Andrew: All right. I’m going to travel the world. I want to interview two entrepreneurs on every continent. Is there someone in Romania? Should I do my European run in Romania? Is entrepreneurship interesting there? What do you think?
Florin: Yeah, it is absolutely. We got some . . .
Andrew: Who should I interview there?
Florin: Well, let’s talk in the software industry and the IT industry.
Florin: I would choose the CEO and founder of BitDefender. It is a very big antivirus company.
Florin: And I would say, again, the CEO and founder of UiPath which is a very, very interesting business process automation company.
Andrew: I like that.
Andrew: Do you think I should also interview Adrian?
Florin: Yeah, why not? Of course.
Andrew: Do you guys have good conferences in Europe?
Florin: In Europe, yes. Romania . . .
Andrew: I’m sorry, in Romania? Good startup tech conferences?
Florin: Yeah, we do. We have How to Web, a very nice one.
Andrew: How to Web?
Andrew: How to Web, that’s another thing I was thinking. Maybe I just kind of connect in with a conference, do it around the conference and then . . .
Florin: Then if you want, I can put you in contact with the organizer, with Bogdan.
Andrew: I love it. Let me plan through. I actually, my ideal run would be through Paris. I know exactly where I would run, but go to Paris, I’m going to see the same entrepreneurs that I see in Silicon Valley except with French accents. What I would love is something that’s a little bit culturally different, you know?
Florin: Well, yeah.
Andrew: And so sometimes . . .
Florin: You can absolutely do that in Romania.
Andrew: All right, I’m just getting started with this. I’d love to hit you up. I’m now going to howtoweb.co.
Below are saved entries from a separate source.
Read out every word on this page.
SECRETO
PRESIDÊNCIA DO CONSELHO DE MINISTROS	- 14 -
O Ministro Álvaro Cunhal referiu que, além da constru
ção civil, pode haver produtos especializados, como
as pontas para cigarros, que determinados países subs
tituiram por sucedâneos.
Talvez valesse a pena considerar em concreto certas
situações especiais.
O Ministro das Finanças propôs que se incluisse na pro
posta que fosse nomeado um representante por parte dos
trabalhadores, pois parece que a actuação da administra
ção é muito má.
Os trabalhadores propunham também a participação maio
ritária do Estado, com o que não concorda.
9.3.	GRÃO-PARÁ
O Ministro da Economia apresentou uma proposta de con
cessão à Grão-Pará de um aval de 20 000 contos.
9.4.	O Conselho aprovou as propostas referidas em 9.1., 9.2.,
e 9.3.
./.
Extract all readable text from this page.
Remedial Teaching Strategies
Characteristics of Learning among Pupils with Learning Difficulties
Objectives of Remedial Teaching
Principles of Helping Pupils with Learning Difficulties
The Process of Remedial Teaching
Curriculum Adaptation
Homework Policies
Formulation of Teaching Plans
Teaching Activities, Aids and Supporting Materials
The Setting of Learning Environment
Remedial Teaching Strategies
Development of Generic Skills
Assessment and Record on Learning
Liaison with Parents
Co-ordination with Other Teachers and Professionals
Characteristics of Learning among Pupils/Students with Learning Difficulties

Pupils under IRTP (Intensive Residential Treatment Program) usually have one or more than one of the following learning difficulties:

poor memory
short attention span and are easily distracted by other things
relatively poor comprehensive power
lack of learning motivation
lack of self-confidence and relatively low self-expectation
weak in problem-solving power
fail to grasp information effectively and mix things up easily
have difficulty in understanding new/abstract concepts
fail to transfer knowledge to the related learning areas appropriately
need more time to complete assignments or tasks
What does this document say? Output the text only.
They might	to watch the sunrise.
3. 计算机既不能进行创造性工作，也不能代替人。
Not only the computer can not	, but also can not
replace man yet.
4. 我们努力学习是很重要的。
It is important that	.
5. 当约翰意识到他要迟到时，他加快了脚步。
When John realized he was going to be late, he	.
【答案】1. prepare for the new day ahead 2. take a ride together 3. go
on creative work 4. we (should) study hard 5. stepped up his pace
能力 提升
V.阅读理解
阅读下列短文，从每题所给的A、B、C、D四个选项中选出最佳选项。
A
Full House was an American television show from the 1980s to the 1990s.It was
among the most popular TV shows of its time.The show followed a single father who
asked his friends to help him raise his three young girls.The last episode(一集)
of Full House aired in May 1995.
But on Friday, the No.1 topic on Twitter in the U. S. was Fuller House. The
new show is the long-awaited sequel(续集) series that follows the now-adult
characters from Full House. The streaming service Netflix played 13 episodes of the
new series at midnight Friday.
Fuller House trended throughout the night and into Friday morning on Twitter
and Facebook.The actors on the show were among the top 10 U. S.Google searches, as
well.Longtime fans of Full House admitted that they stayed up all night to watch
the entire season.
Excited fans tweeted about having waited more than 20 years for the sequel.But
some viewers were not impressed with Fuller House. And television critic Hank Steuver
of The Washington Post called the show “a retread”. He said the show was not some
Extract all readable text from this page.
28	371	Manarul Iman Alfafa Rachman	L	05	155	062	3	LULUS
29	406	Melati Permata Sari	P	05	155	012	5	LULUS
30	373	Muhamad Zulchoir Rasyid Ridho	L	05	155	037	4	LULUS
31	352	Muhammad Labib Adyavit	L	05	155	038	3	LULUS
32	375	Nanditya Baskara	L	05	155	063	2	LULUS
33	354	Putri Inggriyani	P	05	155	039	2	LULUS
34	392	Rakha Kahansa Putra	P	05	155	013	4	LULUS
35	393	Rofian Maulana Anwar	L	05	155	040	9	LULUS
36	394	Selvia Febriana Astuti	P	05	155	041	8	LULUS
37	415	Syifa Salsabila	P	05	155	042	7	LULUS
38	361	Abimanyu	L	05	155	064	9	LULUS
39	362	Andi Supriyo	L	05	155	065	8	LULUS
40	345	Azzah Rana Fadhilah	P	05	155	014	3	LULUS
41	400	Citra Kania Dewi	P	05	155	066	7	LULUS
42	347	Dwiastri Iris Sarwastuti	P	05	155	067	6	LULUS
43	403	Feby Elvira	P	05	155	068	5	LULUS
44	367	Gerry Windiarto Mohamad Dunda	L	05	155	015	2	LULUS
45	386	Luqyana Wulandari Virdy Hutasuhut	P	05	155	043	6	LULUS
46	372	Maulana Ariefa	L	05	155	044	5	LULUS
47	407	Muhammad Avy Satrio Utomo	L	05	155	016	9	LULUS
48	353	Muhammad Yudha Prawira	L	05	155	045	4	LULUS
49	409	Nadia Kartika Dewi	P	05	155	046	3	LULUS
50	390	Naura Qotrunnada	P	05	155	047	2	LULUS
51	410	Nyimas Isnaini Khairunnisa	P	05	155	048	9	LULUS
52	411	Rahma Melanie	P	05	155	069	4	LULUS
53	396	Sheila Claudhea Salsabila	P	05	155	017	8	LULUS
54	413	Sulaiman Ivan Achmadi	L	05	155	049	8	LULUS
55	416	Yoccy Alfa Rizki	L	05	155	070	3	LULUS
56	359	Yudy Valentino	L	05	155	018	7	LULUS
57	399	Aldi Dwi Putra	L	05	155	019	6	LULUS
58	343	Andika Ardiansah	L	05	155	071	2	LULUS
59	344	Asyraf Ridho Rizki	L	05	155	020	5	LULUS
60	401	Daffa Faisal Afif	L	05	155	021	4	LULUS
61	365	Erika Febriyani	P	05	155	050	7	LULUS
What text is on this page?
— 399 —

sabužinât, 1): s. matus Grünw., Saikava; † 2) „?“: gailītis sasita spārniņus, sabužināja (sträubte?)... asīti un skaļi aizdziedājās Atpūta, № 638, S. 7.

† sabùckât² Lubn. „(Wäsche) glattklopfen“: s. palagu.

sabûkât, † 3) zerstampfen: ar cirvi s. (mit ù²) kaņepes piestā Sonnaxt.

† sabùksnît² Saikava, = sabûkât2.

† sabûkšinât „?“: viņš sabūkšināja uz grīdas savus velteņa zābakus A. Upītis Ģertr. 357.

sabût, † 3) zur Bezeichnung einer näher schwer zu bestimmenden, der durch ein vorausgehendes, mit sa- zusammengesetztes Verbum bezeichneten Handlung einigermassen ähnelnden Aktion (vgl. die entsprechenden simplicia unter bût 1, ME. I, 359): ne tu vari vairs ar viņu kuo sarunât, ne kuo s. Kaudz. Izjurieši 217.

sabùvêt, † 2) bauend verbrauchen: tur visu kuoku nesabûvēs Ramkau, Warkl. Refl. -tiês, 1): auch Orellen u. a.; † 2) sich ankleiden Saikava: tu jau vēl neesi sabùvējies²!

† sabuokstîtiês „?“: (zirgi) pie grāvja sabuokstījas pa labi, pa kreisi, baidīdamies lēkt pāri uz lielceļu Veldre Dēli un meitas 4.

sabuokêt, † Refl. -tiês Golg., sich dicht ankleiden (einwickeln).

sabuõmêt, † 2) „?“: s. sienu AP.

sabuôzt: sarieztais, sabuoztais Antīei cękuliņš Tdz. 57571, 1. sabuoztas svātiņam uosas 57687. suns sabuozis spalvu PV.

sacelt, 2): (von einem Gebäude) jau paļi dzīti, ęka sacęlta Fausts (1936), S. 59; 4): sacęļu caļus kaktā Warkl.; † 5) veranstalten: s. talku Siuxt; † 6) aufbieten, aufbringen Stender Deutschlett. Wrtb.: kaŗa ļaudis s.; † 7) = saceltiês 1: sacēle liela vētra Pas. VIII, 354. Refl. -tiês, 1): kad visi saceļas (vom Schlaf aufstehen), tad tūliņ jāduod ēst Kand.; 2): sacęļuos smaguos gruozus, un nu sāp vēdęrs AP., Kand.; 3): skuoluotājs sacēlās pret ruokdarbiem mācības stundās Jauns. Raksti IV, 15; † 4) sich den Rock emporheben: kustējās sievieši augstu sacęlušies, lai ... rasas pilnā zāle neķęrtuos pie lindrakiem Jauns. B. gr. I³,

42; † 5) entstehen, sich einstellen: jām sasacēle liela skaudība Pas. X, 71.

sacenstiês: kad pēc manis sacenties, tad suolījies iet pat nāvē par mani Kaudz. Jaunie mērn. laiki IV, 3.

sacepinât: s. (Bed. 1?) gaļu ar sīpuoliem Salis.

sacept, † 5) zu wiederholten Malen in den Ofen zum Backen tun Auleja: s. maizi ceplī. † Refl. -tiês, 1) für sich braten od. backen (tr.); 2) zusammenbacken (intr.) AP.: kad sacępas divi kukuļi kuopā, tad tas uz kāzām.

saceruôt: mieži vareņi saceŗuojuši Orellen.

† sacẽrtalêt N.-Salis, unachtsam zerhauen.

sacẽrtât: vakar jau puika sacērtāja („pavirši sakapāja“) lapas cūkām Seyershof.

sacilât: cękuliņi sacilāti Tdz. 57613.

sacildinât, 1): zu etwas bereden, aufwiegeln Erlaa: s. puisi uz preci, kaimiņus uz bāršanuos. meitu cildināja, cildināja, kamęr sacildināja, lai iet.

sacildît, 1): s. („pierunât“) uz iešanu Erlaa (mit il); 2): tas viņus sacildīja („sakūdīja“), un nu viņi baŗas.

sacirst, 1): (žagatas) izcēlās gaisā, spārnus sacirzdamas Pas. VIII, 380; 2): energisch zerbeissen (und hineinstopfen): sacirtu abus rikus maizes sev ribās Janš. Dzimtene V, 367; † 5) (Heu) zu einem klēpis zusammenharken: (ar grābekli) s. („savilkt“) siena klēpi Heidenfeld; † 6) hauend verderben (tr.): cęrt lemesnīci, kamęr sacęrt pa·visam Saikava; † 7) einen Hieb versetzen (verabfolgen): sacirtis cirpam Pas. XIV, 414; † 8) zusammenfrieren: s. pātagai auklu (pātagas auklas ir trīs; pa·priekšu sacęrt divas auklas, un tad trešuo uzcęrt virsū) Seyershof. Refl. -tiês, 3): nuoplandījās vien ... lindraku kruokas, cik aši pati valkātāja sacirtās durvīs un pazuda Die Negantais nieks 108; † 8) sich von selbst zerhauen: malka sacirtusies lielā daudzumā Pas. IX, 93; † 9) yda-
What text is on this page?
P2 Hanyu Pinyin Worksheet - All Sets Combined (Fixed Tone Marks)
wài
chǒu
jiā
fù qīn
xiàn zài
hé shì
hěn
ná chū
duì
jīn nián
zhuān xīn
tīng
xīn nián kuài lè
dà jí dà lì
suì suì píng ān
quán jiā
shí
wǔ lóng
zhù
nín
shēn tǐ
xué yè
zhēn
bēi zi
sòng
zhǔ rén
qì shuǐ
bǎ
You gave me a bunch of people to research. BitDefender, I didn’t realize that was a Romanian company. They’re huge.
Florin: Yeah. They are.
Andrew: You know what else is huge, your company, 123FormBuilder. Amazing what you guys have done, amazing how long it took you to get there and, man, so many people would have just given up, tried a couple of different pieces of software, didn’t work out, moved on, thought themselves as failures, and instead I can see actually in the evolution from a piece of software to a piece of software, you guys learned and you got better and better at it and some of the skills that maybe you thought we wasted, we lost out on the whole SEO software, how do we screw it up, we fucked up, one month late, think about that as an entrepreneur. You’re one month late and the whole thing goes to pot. That’s what just keeps me up at night.
Instead of saying, “Ah, we screwed it up,” you said, “No, we’ve got something from this,” and you took away from it SEO, which you brought to 123FormBuilder. I’m excited to see how big you’ve gotten. I’d love everyone to go check it out, 123formbuilder.com. And if you ever see Florin at a conference like a Salesforce conference or you happen to be, frankly, anywhere, just look him up and say, “Hi, I saw you on Mixergy.” I think he’d really like it, and I think it’s a great way to connect with someone, right?
Florin: Yeah, absolutely. Thank you, Andrew.
Andrew: You’re not too big to talk to other entrepreneurs yet, are you?
Florin: I never will. I love to talk to everyone.
Andrew: I would love it. Imagine I get to be so big, I have to say, “Listen, I don’t have time for anybody.” That would suck.
Florin: Talk to my assistant, yeah, schedule an interview with you.
Andrew: Right. No, I love talking to people. That’s my problem. I got to be held back. All right, and I want to thank my two sponsors who made this interview happen. Number one, the hosting company that will let you take any one of your ideas, give it a website, makes it feel more powerful, more of a presence, more important, go to hostgator.com/mixergy. Throw that /mixergy at the end, it’s a way of saying thank you to Andrew.
And number two, you cannot find a better deal for a great developer than going to toptal.com/mixergy, and I’m really proud of them for doing . . . I’m proud of us actually for landing them as a sponsor. I’m excited to see what you guys are going to build with them.
Florin, thanks so much for doing this interview. Everybody, thank you. Bye everyone.